В своей книге «КГБ и власть» Ф. Бобков так писал об этой встрече: «В начале семидесятых годов к нам поступила информация о том, что известный публицист, бывший секретарь ЦК ВЛКСМ Л. В. Карпинский задумал создать некоторое подобие нелегальной библиотеки для распространения запрещенной литературы. Я был хорошо знаком с Карпинским, знал о его неординарных оценках событий, происходящих в стране, ценил высокую эрудицию и рассудительность, его широкий взгляд на политические события и свободомыслие. Наши встречи еще в ЦК ВЛКСМ всегда давали почву для размышлений. Политические взгляды Карпинского никакого беспокойства у органов госбезопасности не вызывали. Когда же речь зашла о создании некой нелегальной структуры, это настораживало. Не хотелось видеть Лена Карпинского, ставшего к тому времени руководителем одной из идеологических редакций в издательстве “Прогресс”, среди так называемых диссидентов. После размышлений я пригласил Карпинского к себе, и мы обстоятельно поговорили. Я преследовал только одну цель – уберечь его от нелегальщины. И Лен Вячеславович понял это. Об этой беседе я доложил Андропову. Помню, Юрий Владимирович встал из-за стола и долго ходил взад-вперед по кабинету. Потом остановился и внимательно посмотрел на меня.
– Плохо, что такие, как Карпинский, уходят от нас. Это свидетельствует, что в нашем доме не все ладно. Не знаю, поймут ли его в ЦК…» [81]

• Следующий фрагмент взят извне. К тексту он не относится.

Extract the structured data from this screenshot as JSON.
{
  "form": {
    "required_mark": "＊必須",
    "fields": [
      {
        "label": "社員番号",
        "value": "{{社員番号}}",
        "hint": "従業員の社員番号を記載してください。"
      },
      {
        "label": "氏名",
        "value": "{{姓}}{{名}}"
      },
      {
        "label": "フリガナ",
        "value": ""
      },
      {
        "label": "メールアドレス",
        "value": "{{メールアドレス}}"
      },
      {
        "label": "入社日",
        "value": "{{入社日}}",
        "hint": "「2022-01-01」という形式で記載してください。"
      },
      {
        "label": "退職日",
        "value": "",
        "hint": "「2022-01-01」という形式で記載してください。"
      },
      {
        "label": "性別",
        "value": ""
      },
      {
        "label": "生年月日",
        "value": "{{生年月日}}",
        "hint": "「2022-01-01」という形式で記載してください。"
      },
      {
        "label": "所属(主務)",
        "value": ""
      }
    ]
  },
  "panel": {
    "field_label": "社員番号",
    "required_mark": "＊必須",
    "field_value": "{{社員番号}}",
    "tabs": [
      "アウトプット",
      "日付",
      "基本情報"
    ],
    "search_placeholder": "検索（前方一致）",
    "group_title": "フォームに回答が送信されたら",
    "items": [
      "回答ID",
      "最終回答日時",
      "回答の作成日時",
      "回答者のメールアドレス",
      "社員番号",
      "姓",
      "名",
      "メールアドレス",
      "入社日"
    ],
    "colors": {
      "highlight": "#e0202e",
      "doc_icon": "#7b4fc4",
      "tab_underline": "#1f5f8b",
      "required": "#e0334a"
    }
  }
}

Это интересное, но не слишком точное свидетельство. В очерке «Слово – тоже дело» Карпинский не предлагал создавать никакой нелегальной структуры «для распространения нелегальной литературы». Он обращался к творчески мыслящим коллегам с предложением о создании «современной марксистской библиотеки» из десяти-пятнадцати новых исследовательских работ. Да, конечно, Карпинский понял пожелания Ф. Бобкова. Но он уже не мог остановиться в своей теоретической работе. Бросить начатые размышления и планы и обратиться к издательской рутине значило для него потерять лицо и уважение к самому себе. Лен Карпинский начал готовить издание независимого марксистского альманаха и привлек к этой работе несколько человек, в числе которых был и Отто Лацис, автор интересного исследования о природе и истоках сталинизма – эта работа не появлялась в Самиздате.

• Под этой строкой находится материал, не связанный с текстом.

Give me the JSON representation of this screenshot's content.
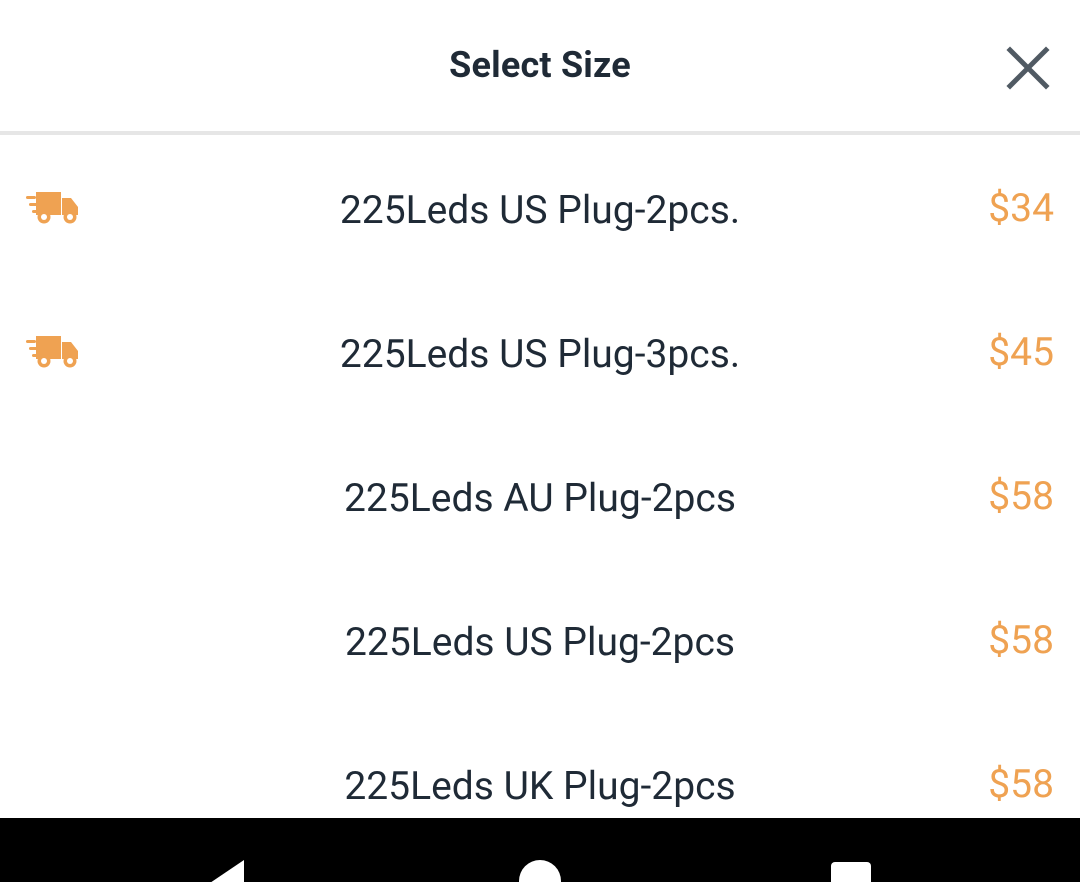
{
  "header": {
    "title": "Select Size",
    "close_icon": "close-icon"
  },
  "options": [
    {
      "label": "225Leds US Plug-2pcs.",
      "price": "$34",
      "fast_shipping": true
    },
    {
      "label": "225Leds US Plug-3pcs.",
      "price": "$45",
      "fast_shipping": true
    },
    {
      "label": "225Leds AU Plug-2pcs",
      "price": "$58",
      "fast_shipping": false
    },
    {
      "label": "225Leds US Plug-2pcs",
      "price": "$58",
      "fast_shipping": false
    },
    {
      "label": "225Leds UK Plug-2pcs",
      "price": "$58",
      "fast_shipping": false
    }
  ],
  "colors": {
    "title_text": "#1f2a36",
    "price": "#efa252",
    "shipping_icon": "#efa252",
    "divider": "#e6e6e6",
    "nav_bar": "#000000"
  },
  "icons": {
    "shipping": "fast-shipping-truck-icon",
    "nav_back": "back-triangle-icon",
    "nav_home": "home-circle-icon",
    "nav_recent": "recent-apps-square-icon"
  }
}
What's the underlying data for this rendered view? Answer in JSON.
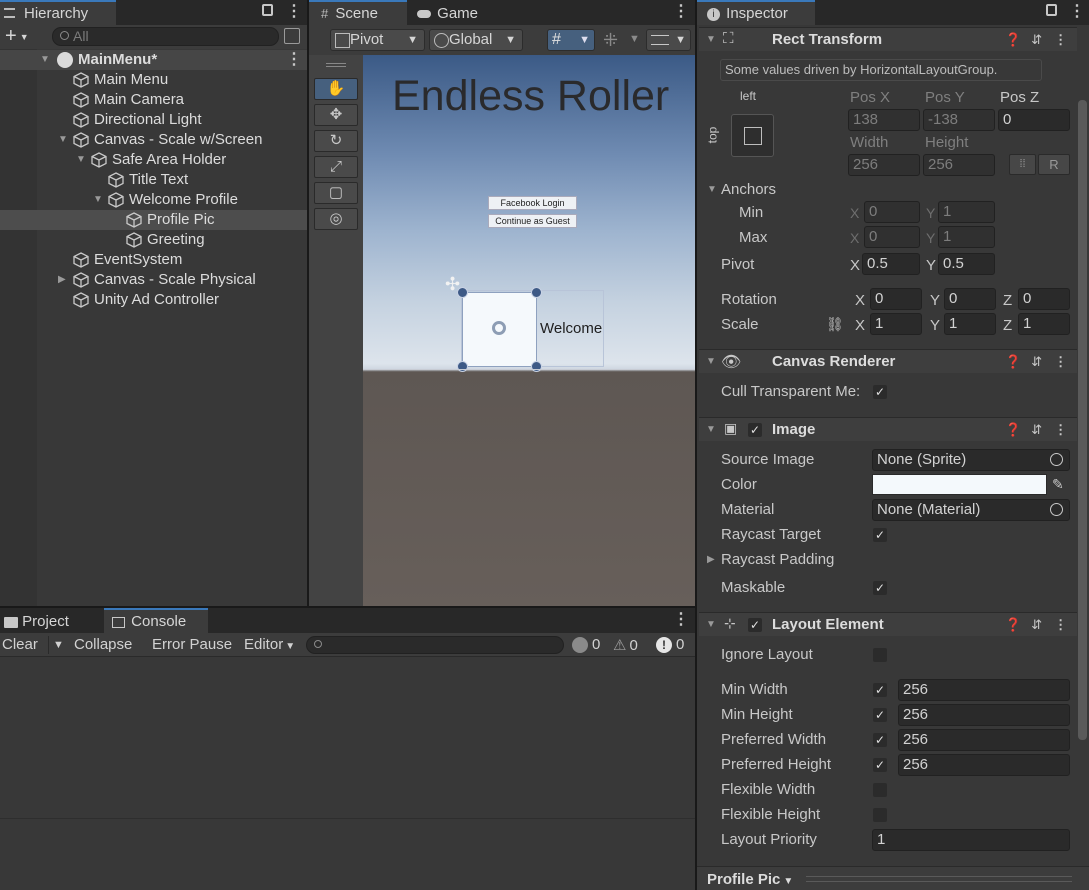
{
  "hierarchy": {
    "tab": "Hierarchy",
    "search_placeholder": "All",
    "add": "+",
    "items": [
      "MainMenu*",
      "Main Menu",
      "Main Camera",
      "Directional Light",
      "Canvas - Scale w/Screen",
      "Safe Area Holder",
      "Title Text",
      "Welcome Profile",
      "Profile Pic",
      "Greeting",
      "EventSystem",
      "Canvas - Scale Physical",
      "Unity Ad Controller"
    ]
  },
  "scene": {
    "tab_scene": "Scene",
    "tab_game": "Game",
    "pivot": "Pivot",
    "global": "Global",
    "title": "Endless Roller",
    "btn_fb": "Facebook Login",
    "btn_guest": "Continue as Guest",
    "welcome": "Welcome"
  },
  "console": {
    "tab_project": "Project",
    "tab_console": "Console",
    "clear": "Clear",
    "collapse": "Collapse",
    "error_pause": "Error Pause",
    "editor": "Editor",
    "count_info": "0",
    "count_warn": "0",
    "count_err": "0"
  },
  "inspector": {
    "tab": "Inspector",
    "rect": {
      "title": "Rect Transform",
      "note": "Some values driven by HorizontalLayoutGroup.",
      "anchor_h": "left",
      "anchor_v": "top",
      "posx_label": "Pos X",
      "posy_label": "Pos Y",
      "posz_label": "Pos Z",
      "posx": "138",
      "posy": "-138",
      "posz": "0",
      "width_label": "Width",
      "height_label": "Height",
      "width": "256",
      "height": "256",
      "raw_btn": "R",
      "anchors": "Anchors",
      "min": "Min",
      "max": "Max",
      "min_x": "0",
      "min_y": "1",
      "max_x": "0",
      "max_y": "1",
      "pivot": "Pivot",
      "pivot_x": "0.5",
      "pivot_y": "0.5",
      "rotation": "Rotation",
      "rot_x": "0",
      "rot_y": "0",
      "rot_z": "0",
      "scale": "Scale",
      "scale_x": "1",
      "scale_y": "1",
      "scale_z": "1",
      "x": "X",
      "y": "Y",
      "z": "Z"
    },
    "canvas_renderer": {
      "title": "Canvas Renderer",
      "cull": "Cull Transparent Me:"
    },
    "image": {
      "title": "Image",
      "source_label": "Source Image",
      "source": "None (Sprite)",
      "color_label": "Color",
      "material_label": "Material",
      "material": "None (Material)",
      "raycast_target": "Raycast Target",
      "raycast_padding": "Raycast Padding",
      "maskable": "Maskable",
      "color": "#f4f9fc"
    },
    "layout": {
      "title": "Layout Element",
      "ignore": "Ignore Layout",
      "min_w": "Min Width",
      "min_h": "Min Height",
      "pref_w": "Preferred Width",
      "pref_h": "Preferred Height",
      "flex_w": "Flexible Width",
      "flex_h": "Flexible Height",
      "priority": "Layout Priority",
      "min_w_v": "256",
      "min_h_v": "256",
      "pref_w_v": "256",
      "pref_h_v": "256",
      "priority_v": "1"
    },
    "footer": "Profile Pic"
  }
}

Карпинский не учел лишь одно обстоятельство – после беседы с Бобковым за ним было установлено плотное наблюдение. Прослушивались не только все его телефонные разговоры из дома, но и из служебного кабинета. И когда уже готовая рукопись альманаха была передана машинистке, у нее провели обыск, и все бумаги вместе с машинкой опять попали на Лубянку. Сам Карпинский доложил об этом в ЦК КПСС, где ему готовили повышение по службе.

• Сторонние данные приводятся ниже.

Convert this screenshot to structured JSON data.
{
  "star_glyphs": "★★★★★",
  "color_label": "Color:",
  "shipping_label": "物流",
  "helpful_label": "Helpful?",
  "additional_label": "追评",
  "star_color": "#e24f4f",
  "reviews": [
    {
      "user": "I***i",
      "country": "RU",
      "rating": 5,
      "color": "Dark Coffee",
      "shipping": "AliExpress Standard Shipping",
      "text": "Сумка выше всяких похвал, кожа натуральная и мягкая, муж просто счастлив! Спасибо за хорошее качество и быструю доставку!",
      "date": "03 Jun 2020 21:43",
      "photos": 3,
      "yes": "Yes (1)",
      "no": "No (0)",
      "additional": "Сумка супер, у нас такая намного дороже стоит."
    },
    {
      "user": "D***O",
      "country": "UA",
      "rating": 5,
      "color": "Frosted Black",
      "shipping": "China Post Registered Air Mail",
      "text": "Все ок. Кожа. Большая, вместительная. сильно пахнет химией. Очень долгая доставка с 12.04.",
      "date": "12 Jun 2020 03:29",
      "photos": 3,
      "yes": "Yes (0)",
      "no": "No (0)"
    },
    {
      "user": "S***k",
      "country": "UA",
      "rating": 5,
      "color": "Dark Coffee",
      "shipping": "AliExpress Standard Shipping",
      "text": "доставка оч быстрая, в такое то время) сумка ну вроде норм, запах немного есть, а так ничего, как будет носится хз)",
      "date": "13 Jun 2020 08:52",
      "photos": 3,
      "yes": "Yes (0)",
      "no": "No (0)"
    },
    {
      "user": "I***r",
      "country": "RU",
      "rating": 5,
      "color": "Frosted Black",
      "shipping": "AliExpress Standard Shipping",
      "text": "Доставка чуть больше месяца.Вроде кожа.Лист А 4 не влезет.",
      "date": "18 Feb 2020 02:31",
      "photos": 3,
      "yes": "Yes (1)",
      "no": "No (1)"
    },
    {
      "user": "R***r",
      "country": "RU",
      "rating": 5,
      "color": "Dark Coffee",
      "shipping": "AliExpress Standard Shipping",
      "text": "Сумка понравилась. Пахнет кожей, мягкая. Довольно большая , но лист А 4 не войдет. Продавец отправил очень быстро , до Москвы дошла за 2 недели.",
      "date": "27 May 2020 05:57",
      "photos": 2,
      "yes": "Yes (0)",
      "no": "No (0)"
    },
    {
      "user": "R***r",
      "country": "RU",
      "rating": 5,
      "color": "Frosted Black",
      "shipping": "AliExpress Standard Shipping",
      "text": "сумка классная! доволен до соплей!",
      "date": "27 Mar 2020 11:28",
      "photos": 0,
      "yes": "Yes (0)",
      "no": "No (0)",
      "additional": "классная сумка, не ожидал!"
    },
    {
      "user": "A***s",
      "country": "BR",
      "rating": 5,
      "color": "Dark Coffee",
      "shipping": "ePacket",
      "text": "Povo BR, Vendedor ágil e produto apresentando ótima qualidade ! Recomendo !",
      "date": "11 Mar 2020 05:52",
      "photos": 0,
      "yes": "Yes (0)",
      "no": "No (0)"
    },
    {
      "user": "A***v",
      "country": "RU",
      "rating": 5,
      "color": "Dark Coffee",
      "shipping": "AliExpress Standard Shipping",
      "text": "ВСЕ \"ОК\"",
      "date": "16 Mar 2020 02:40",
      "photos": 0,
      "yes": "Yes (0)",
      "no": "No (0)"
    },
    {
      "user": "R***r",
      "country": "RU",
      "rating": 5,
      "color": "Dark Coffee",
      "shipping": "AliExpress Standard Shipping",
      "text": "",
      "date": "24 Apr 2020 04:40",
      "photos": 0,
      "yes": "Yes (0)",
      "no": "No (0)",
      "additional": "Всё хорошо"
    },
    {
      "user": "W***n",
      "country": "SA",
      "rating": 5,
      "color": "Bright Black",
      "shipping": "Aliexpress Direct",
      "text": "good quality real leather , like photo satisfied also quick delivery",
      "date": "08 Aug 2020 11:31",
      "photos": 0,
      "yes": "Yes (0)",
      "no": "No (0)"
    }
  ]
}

Лен Вячеславович не каялся во время партийного следствия. Напротив, он привел множество высказываний Ленина начала двадцатых годов о том, что партия не должна допускать пропаганду и агитацию оппозиционных взглядов в листовках тиражом в 250 тысяч экземпляров, но она должна разрешить для любой оппозиции выпуск «специально изданных сборников». «Есть теоретики и среди оппозиции, – говорил на Х съезде РКП(б) Ленин, – которые всегда дадут партии полезный совет. Это необходимо. Это не надо смешивать с пропагандой, с борьбой платформ». Но в ЦК и в КПК при ЦК КПСС, как и предполагал Ю. Андропов, не поняли Л. В. Карпинского. В результате он потерял и работу, и партийный билет. Новые возможности для Карпинского открылись только в годы перестройки, когда уже не нужно было прибегать ни к каким псевдонимам.